Standards and TSIs
In Estonia, the themes related to standards and technical regulations are regulated by the Technical Regulations and Standards Act.
Standard is a document approved by a standardisation organisation meant for common and repeated use, which contains technical specification of guidelines for an activity or its result and the usage of which is generally voluntary. Standard becomes mandatory from the moment when some legal act refers to that standard.
Estonian standard is a standard approved by the Estonian standards organisation, and it could be either a genuine Estonian standard, an international standard that is taken over, an overtaken European standard or a standard taken over from some other country.
Harmonised standard is a standard composed and approved on the basis of a mandate of the European Commission.
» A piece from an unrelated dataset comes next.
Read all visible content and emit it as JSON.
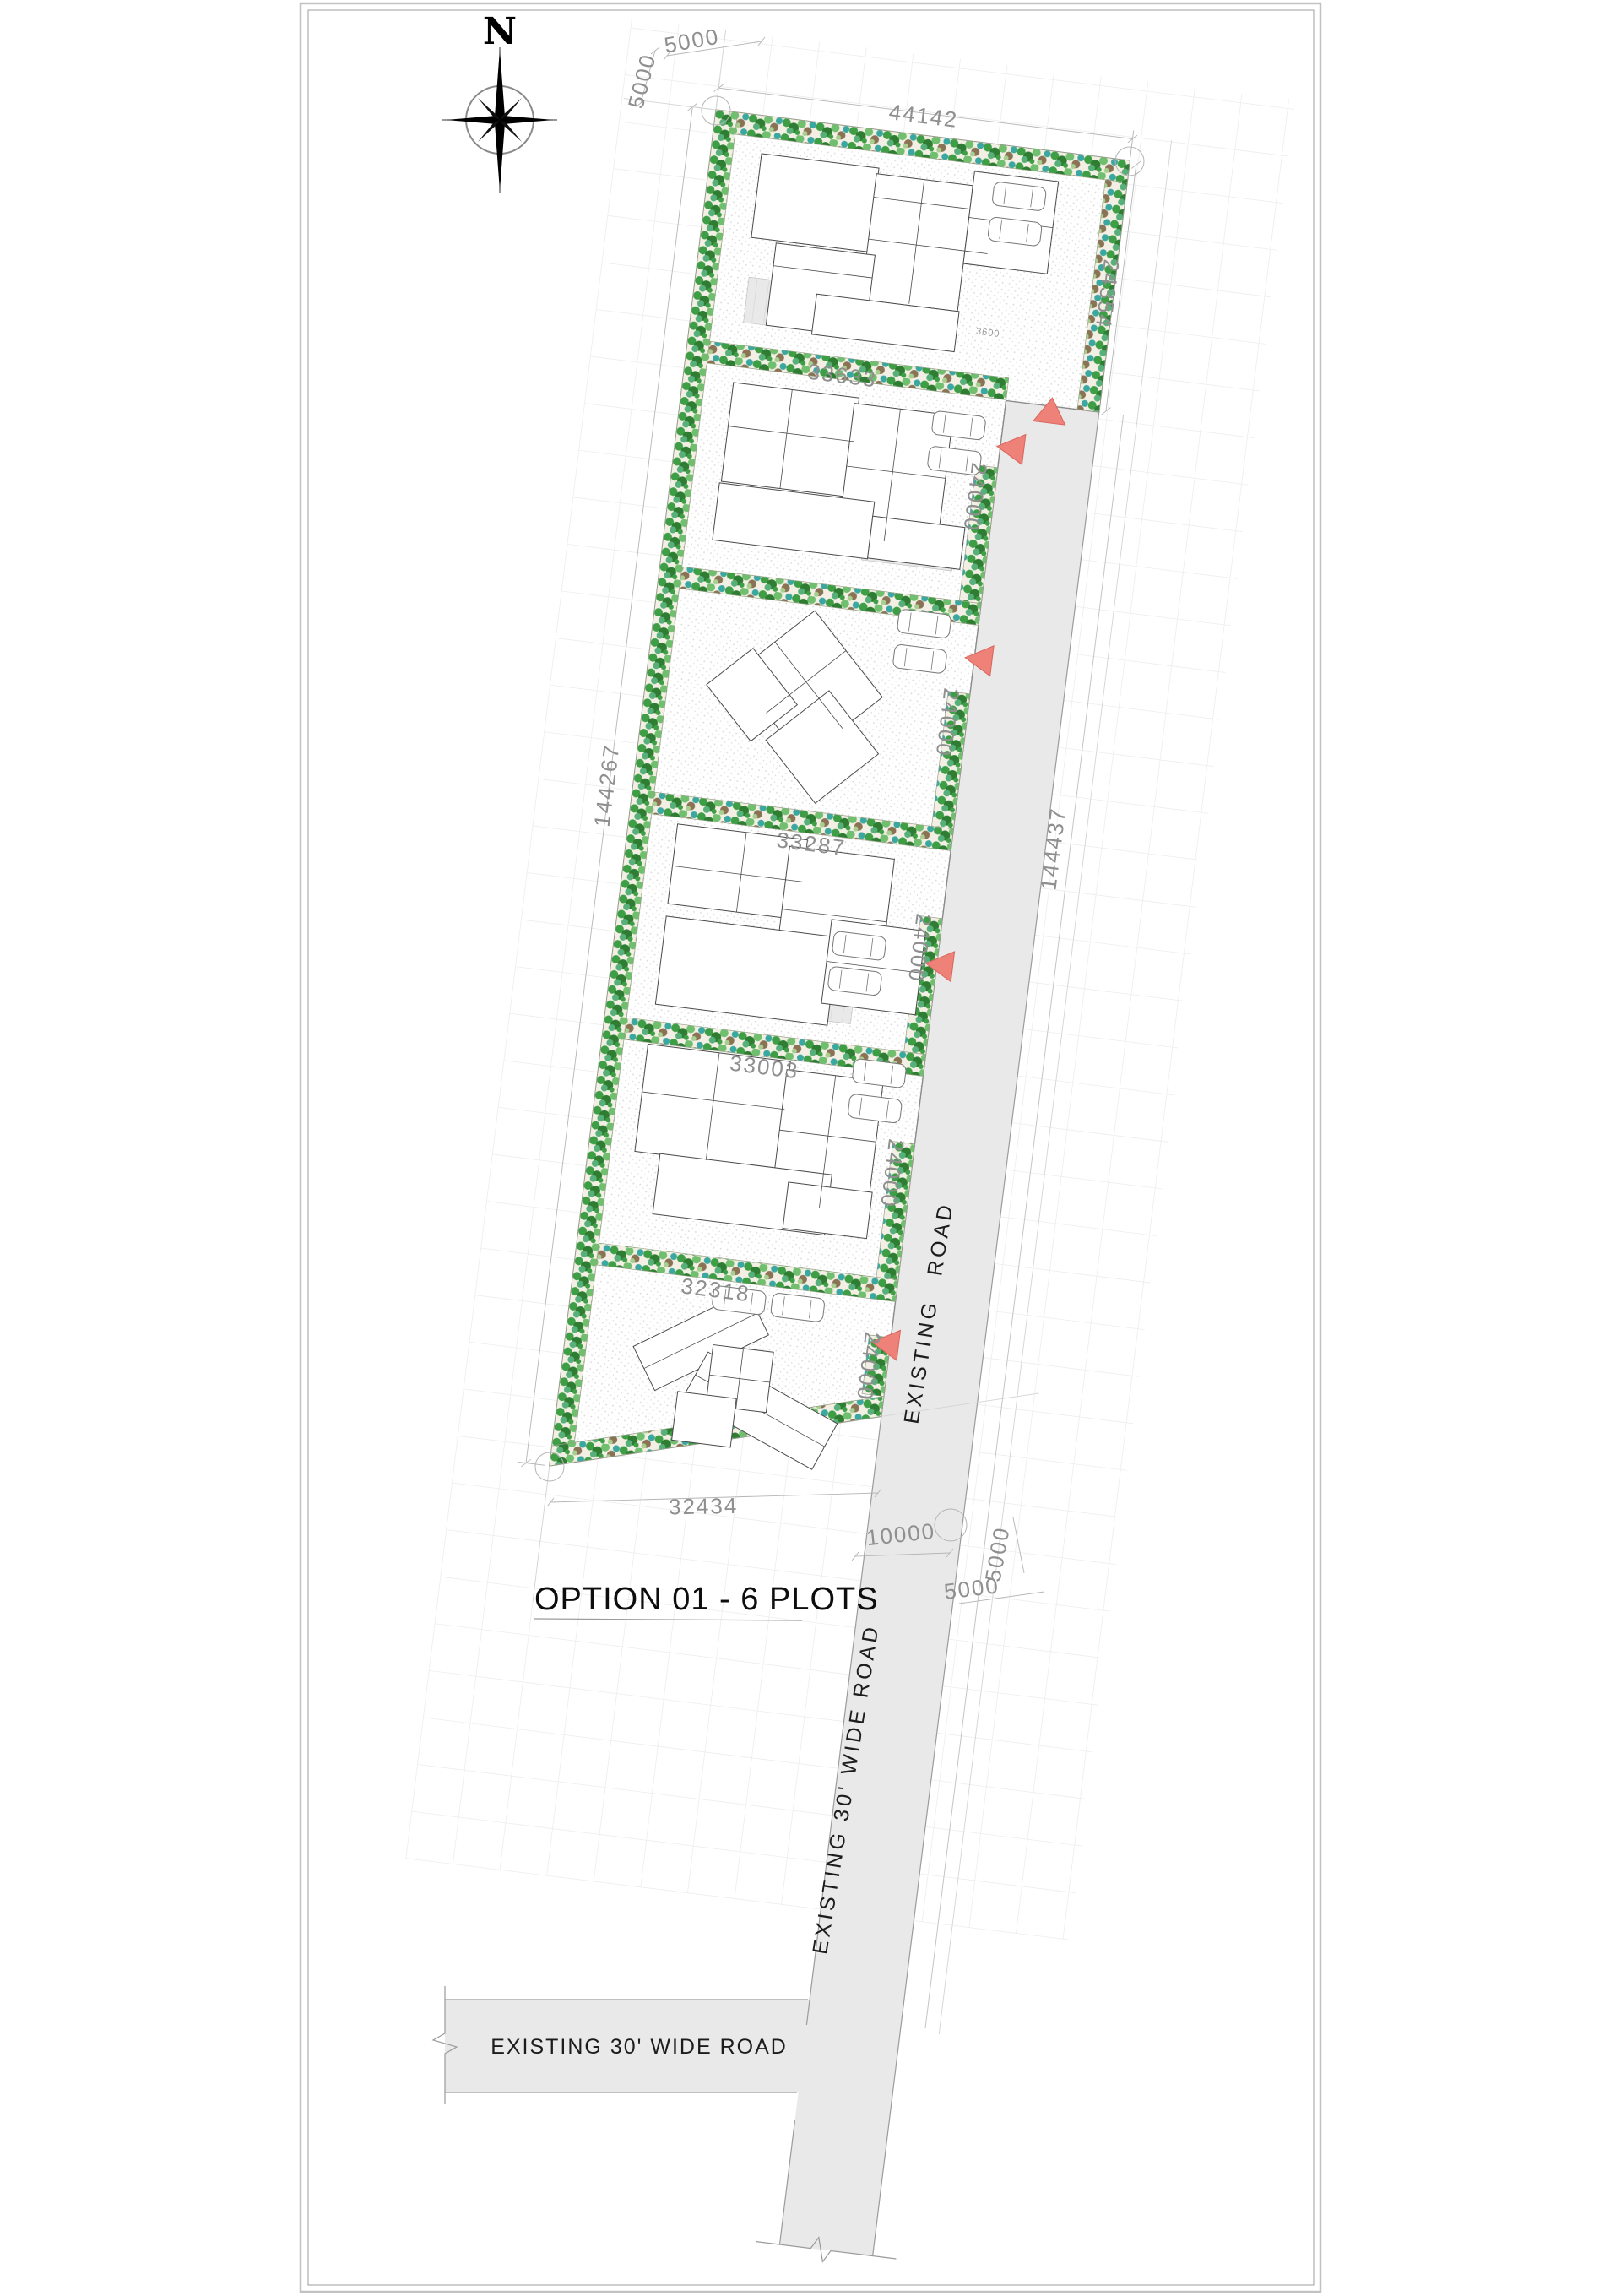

Harmonised standards are composed taking into consideration the essential requirements given in directives and they can be used for justifying the fulfilment of the requirements of a directive.
In order to improve standardisation in the railway field, a Technical Committee EVS/TC 16 Railways is established at the Estonian Standardisation Centre. The task of the Bureau of Standards and Technical Regulations of the Railway Inspectorate is to organise and co-ordinate standardisation in the railway field. At the moment, there are about 250 standards in the railway field in Estonia, one of which is a genuine Estonian standard and all other are standards composed by the European standardisation organisations and taken over as Estonian standards.
The European Union Directive on the Interoperability of the Trans-European Conventional Railway Network, approved in 2001, stipulates the composition of Technical Specifications for Interoperability - TSI-s.
TSI is a technical regulation that is composed for each railway subsystem or its component. In TSI, the technical and functional specifications are established, interoperability components and interfaces and procedures of conformity assessment determined, etc. The European Railway Agency composes TSI-s.
If the Member States have to take over only the main principles from the directives with their legal acts, then TSI is from its nature a decision of the European Commission. This means that TSI-s are directly applicable to the Member States. The Decision of the European Commission enters into force in the whole territory of the European Union 6 months after its publication in the European Official Journal.
In January 2006, the TSI on Telematic Applications, and in February 2006, the TSI on Noise, were published in the European Official Journal.